Rob Archibald’s new job involves plenty of seaside fresh air, though maybe a little too much of it at times. Since May he has been coxswain at Selsey Lifeboat Station, responsible for its two lifeboats – a high- performance all-weather vessel and an inflatable inshore boat – and often personally leading rescue missions.
The job does not come up very often. The previous coxswain, Martin Rudwick, held the post for 22 years and when he retired had clocked up 47 years of service with the RNLI. Rob himself has been with the organization since 1994. Selsey-born and bred, he remembers joining up at the age of just 19.
“At that time the honorary secretary of Selsey Lifeboat Station knew my dad and was looking for crew,” says Rob. “I had always spent a lot of time around the beach, swimming, and diving. I wouldn’t quite say I was told to join but I really wanted to do it anyway – I’d been looking at it for a while. I’d been life-saving with the Royal Life Saving Society and felt as if joining the RNLI was something I should do.”
Rob is able to draw on a wealth of experience in his new role, including mechanical expertise and almost ten years on fishing boats. He works full-time in the lifeboat station on Selsey seafront and is also a standby helmsman and mechanic for other stations throughout south-east England, able to step in to help crews from Southend round to Swanage.
Throughout his day in the boathouse, and after he has gone home too, he remains conscious that his pager could go off at any time, indicating a fresh emergency out at sea.

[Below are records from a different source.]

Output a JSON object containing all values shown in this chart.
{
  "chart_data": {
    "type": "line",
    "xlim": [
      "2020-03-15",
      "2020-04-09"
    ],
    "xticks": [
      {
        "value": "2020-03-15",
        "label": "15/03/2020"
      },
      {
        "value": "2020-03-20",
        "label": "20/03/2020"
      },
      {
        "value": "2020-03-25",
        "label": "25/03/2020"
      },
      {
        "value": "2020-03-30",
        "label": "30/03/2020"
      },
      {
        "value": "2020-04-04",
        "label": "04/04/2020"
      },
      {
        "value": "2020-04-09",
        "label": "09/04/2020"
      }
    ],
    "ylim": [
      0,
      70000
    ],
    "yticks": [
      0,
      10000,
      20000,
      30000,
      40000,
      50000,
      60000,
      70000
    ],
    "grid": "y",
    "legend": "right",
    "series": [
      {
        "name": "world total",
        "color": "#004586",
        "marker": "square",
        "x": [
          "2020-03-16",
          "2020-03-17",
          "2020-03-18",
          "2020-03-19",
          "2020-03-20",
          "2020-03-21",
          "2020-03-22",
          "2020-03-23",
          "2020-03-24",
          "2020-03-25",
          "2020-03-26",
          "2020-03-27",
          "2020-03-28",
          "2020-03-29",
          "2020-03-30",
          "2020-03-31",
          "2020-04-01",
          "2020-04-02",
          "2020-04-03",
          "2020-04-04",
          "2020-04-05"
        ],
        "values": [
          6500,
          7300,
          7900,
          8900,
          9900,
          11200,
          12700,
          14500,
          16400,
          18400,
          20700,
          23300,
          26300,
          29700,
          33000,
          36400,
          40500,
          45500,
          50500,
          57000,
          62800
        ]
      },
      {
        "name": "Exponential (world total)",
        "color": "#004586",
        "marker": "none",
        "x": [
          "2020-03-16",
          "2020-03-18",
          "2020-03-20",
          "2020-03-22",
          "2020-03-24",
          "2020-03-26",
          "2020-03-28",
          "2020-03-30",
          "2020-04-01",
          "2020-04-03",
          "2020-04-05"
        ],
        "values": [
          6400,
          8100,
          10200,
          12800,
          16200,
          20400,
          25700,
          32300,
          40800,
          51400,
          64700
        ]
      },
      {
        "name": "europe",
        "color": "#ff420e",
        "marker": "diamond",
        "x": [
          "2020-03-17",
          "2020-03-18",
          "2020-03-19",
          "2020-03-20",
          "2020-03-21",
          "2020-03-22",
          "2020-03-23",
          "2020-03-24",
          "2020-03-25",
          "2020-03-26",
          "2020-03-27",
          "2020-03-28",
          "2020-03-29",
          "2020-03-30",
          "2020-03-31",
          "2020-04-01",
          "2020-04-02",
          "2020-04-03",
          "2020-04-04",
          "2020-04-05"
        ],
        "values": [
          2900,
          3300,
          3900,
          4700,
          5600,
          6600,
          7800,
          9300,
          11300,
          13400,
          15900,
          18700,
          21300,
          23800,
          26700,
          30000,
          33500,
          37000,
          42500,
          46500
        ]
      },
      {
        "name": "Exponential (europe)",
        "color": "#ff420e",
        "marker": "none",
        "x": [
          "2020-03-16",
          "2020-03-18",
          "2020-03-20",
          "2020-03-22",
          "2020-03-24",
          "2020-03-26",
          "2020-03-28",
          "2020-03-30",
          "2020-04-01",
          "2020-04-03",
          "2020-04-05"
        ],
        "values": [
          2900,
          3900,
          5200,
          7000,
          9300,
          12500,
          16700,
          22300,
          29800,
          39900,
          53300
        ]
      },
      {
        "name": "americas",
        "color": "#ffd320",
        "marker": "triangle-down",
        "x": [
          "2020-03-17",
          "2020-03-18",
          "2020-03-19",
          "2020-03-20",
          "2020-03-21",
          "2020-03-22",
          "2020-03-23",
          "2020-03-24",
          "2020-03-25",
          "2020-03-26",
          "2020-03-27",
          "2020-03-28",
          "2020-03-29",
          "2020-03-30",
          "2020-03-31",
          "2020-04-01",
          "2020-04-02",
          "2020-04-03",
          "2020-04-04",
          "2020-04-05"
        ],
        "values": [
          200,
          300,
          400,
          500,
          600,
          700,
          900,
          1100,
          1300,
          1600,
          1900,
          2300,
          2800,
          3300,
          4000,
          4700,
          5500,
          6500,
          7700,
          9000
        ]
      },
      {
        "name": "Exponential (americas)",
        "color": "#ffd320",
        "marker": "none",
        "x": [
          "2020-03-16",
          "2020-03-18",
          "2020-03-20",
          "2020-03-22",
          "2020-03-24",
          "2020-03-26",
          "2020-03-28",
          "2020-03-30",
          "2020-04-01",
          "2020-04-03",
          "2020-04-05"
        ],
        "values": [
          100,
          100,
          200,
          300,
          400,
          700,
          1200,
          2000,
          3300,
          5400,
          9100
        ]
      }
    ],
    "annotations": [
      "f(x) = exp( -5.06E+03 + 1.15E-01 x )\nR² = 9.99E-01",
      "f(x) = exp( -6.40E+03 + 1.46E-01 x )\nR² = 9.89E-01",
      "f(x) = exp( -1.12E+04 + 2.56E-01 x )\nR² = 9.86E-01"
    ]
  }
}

“The lifeboat operations manager’s pager goes off first,” explains Rob. “He calls the coastguard and agrees the lifeboat will respond. At the same time, everyone is heading for the boathouse as quickly as possible. Hopefully, the coastguard is in touch with the casualty and we are able to receive a good briefing as we walk through the door. As coxswain I pick the crew, we get our protective gear on and get going.”
Incredibly the all-weather lifeboat can be in the water just eight to ten minutes after the pagers initially go off. The inshore boat can be launched even faster – in five minutes or fewer.
The smooth operation relies on the input of quite a few people. Including himself, there are 19 lifeboat crew members available to Rob and ten shore crew, nearly all of them, volunteers. The ‘Shannon class’ all-weather lifeboat – named Denise and Eric in honor of two people who made a major donation towards it – needs six crew at a time with three shore-based helpers; the inshore ‘D class’ boat, called Flt Lt John Buckley RAF, requires three crew and two helpers onshore.